Given: $a_i>0$, $b_1>0$, $b_2<0$
Solve for: $a_1\ln(1+b_1x)+a_2\ln(1+b_2x)=0$
My try: The equation is equivalent to $(1+b_1x)^{a_1}=(1+b_2x)^{-a_2}$,
Which seems to be solved with only non-elementary functions...
Is it possible to prove that no elementary function can solve this and then find a non-elementary one to solve this?
You want to find the zero's of function $$f(x)=a_1\log(1+b_1x)+a_2\log(1+b_2x)$$ This is an highly transcendental equation and there is no hope to find an explicit solution if $a_1 \neq a_2$; this means that you will need some iterative numerical methods and then a reasonable starting guess.
For the first derivatives, we have $$f'(x)=\frac {a_1b_1 }{1+b_1x }+\frac {a_2b_2 }{1+b_2x }$$ $$f''(x)=-\frac {a_1b_1^2 }{(1+b_1x)^2 }-\frac {a_2b_2^2 }{(1+b_2x)^2 }\quad <0 \quad \forall x$$
The first derivative cancels at $$x_*=-\frac {a_1b_1 +a_2b_2 } {(a_1+a_2)b_1b_ 2}$$ which may exist (the requirement is $x < -\frac 1{b_2}$ because of the logarithm). If it does and $f(x_*)>0$, there will two roots since, by the second derivative test, $x_*$ corresponds to a maximum. But $x=0$ being a solution, we need the other one in the reduced range $$-\frac 1 {b_1} < x < x_*$$
Make a series expansion of $g(x)$ around $x_*$ $$f(x)=f(x_*)+\frac{1}{2} f''(x_*)(x-x_*)^2 +O\left((x-x_*)^3\right)$$ and solve it to get, as an approximation, $$x_0=x_*- \sqrt{-2 \frac{f(x_*)}{f''(x_*)}}$$
Let us try with $a_1=1$, $b_1=3$, $a_2=5$, $b_2=-7$. These conditions give $$x_*=-\frac{16}{63} \qquad \text{and} \qquad f(x_*)=5 \log \left(\frac{25}{9}\right)-\log \left(\frac{21}{5}\right) >0$$ but is gives $$x_0=-\frac{16}{63}-\frac{5}{63} \sqrt{\frac{5}{3} \left(5 \log \left(\frac{25}{9}\right)-\log \left(\frac{21}{5}\right)\right)}\approx -0.450338$$ which is outside the range $\left(-\frac 13,-\frac{16}{63} \right)$; so, this does not work but we reduced significantly the range to be explored since now we know that the solution is such that $$-\frac 13 <x<-\frac{16}{63}$$
So, at least for the time being, what I would suggest is to divide the new interval (say $100$ equally spaced points) and pick as a starting guess the last value of $x$ for which $f(x) <0$ (application of Darboux theorem).

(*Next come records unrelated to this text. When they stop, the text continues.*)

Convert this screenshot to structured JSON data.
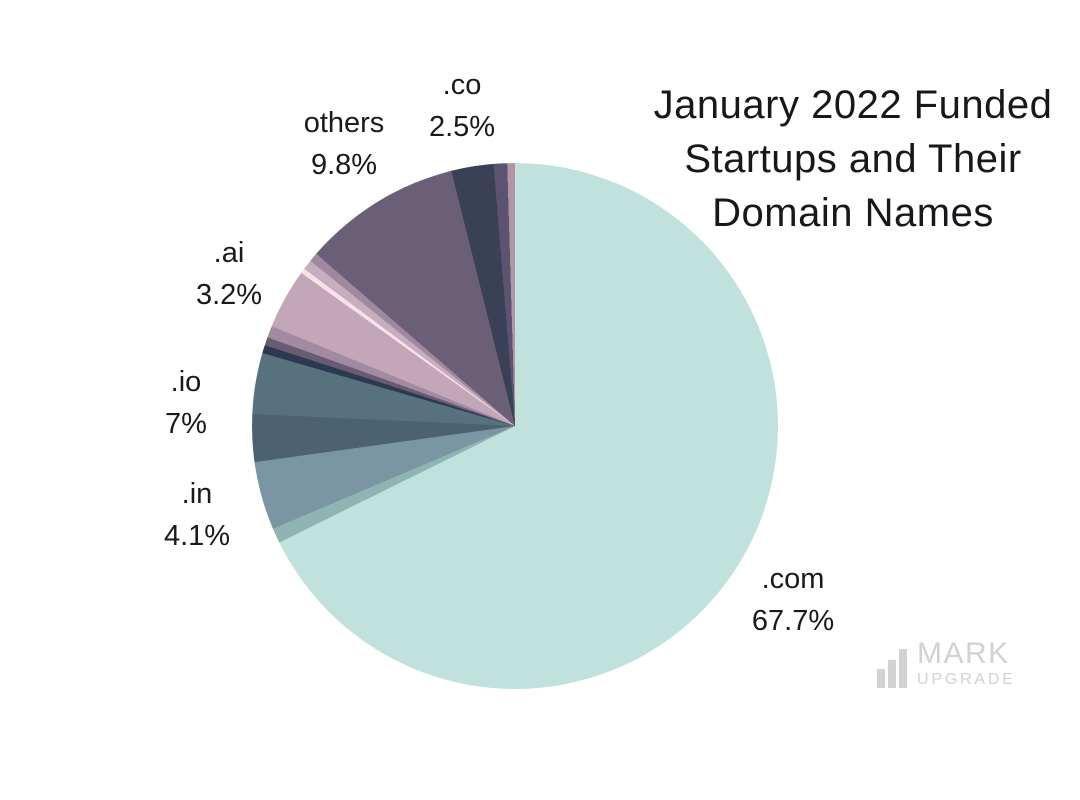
{
  "title": {
    "lines": [
      "January 2022 Funded",
      "Startups and Their",
      "Domain Names"
    ],
    "text_color": "#17181b"
  },
  "watermark": {
    "name_top": "MARK",
    "name_bottom": "UPGRADE",
    "color": "#d2d2d2",
    "icon": "bar-chart-icon"
  },
  "chart_data": {
    "type": "pie",
    "title": "January 2022 Funded Startups and Their Domain Names",
    "unit": "%",
    "legend_position": "none",
    "start_angle_deg": 0,
    "direction": "clockwise",
    "slices": [
      {
        "label": ".com",
        "value": 67.7,
        "color": "#c1e2dc"
      },
      {
        "label": ".in",
        "value": 4.1,
        "color": "#7a96a3"
      },
      {
        "label": ".io",
        "value": 7,
        "color": "#57717f"
      },
      {
        "label": ".ai",
        "value": 3.2,
        "color": "#c4a6b9"
      },
      {
        "label": "others",
        "value": 9.8,
        "color": "#6a5f77"
      },
      {
        "label": ".co",
        "value": 2.5,
        "color": "#3a4156"
      }
    ],
    "unlabeled_shade_slivers_total": 5.7,
    "render_segments": [
      {
        "start": 0,
        "end": 243.7,
        "color": "#c1e2dc",
        "group": ".com"
      },
      {
        "start": 243.7,
        "end": 247.0,
        "color": "#8fb4b1",
        "group": "sliver"
      },
      {
        "start": 247.0,
        "end": 262.1,
        "color": "#7a96a3",
        "group": ".in"
      },
      {
        "start": 262.1,
        "end": 272.6,
        "color": "#4d6271",
        "group": ".io"
      },
      {
        "start": 272.6,
        "end": 286.1,
        "color": "#57717f",
        "group": ".io"
      },
      {
        "start": 286.1,
        "end": 287.9,
        "color": "#2d3950",
        "group": "sliver"
      },
      {
        "start": 287.9,
        "end": 289.7,
        "color": "#675c72",
        "group": "sliver"
      },
      {
        "start": 289.7,
        "end": 292.3,
        "color": "#a28ba0",
        "group": "sliver"
      },
      {
        "start": 292.3,
        "end": 305.6,
        "color": "#c4a6b9",
        "group": ".ai"
      },
      {
        "start": 305.6,
        "end": 306.7,
        "color": "#f7e2e8",
        "group": "sliver"
      },
      {
        "start": 306.7,
        "end": 308.9,
        "color": "#c6aec0",
        "group": "sliver"
      },
      {
        "start": 308.9,
        "end": 310.9,
        "color": "#a0899f",
        "group": "sliver"
      },
      {
        "start": 310.9,
        "end": 346.0,
        "color": "#6a5f77",
        "group": "others"
      },
      {
        "start": 346.0,
        "end": 355.3,
        "color": "#3a4156",
        "group": ".co"
      },
      {
        "start": 355.3,
        "end": 358.3,
        "color": "#5c5370",
        "group": "sliver"
      },
      {
        "start": 358.3,
        "end": 360.0,
        "color": "#b294a7",
        "group": "sliver"
      }
    ],
    "labels": [
      {
        "name": ".com",
        "pct": "67.7%"
      },
      {
        "name": ".in",
        "pct": "4.1%"
      },
      {
        "name": ".io",
        "pct": "7%"
      },
      {
        "name": ".ai",
        "pct": "3.2%"
      },
      {
        "name": "others",
        "pct": "9.8%"
      },
      {
        "name": ".co",
        "pct": "2.5%"
      }
    ]
  }
}
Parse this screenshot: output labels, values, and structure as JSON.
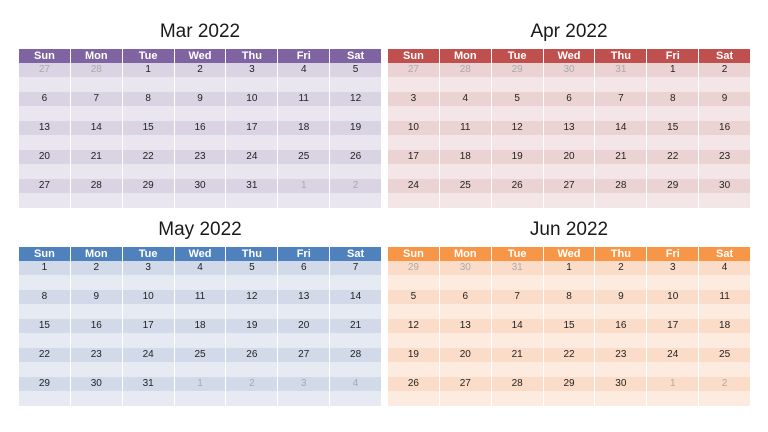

For the worked example, we shall have to compute the $f(x_i)$ $$x_i=-\frac 13+\frac 1 {100}\left(-\frac{16}{63}+\frac 13\right) i=\frac{i}{1260}-\frac{1}{3}$$ and $x_1=-\frac{419}{1260}$ becomes our starting point. Now, using (as the simplest) Newton method, the iterates will be $$\left( \begin{array}{cc} n & x_n \\ 0 & -0.3325396825 \\ 1 & -0.3325166882 \\ 2 & -0.3325163490 \end{array} \right)$$
What we could try is one iteration of the quintic order of Newton-like method starting with $x_0=x_*$; this order is required being the first which makes the function value appearing in denominator.
It will write $$x_1=x_*-\frac{4 \,f(x_*)\, f'''(x_*)}{6 f''(x_*)^2-f(x_*) \,f''''(x_*)}$$
Applied to the worked problem, it gives $$x_1=\frac{32 \left(45+220 \log \left(\frac{25}{9}\right)-44 \log \left(\frac{21}{5}\right)\right)}{567 \left(10+35 \log \left(\frac{25}{9}\right)-7 \log \left(\frac{21}{5}\right)\right)}\approx -0.326529$$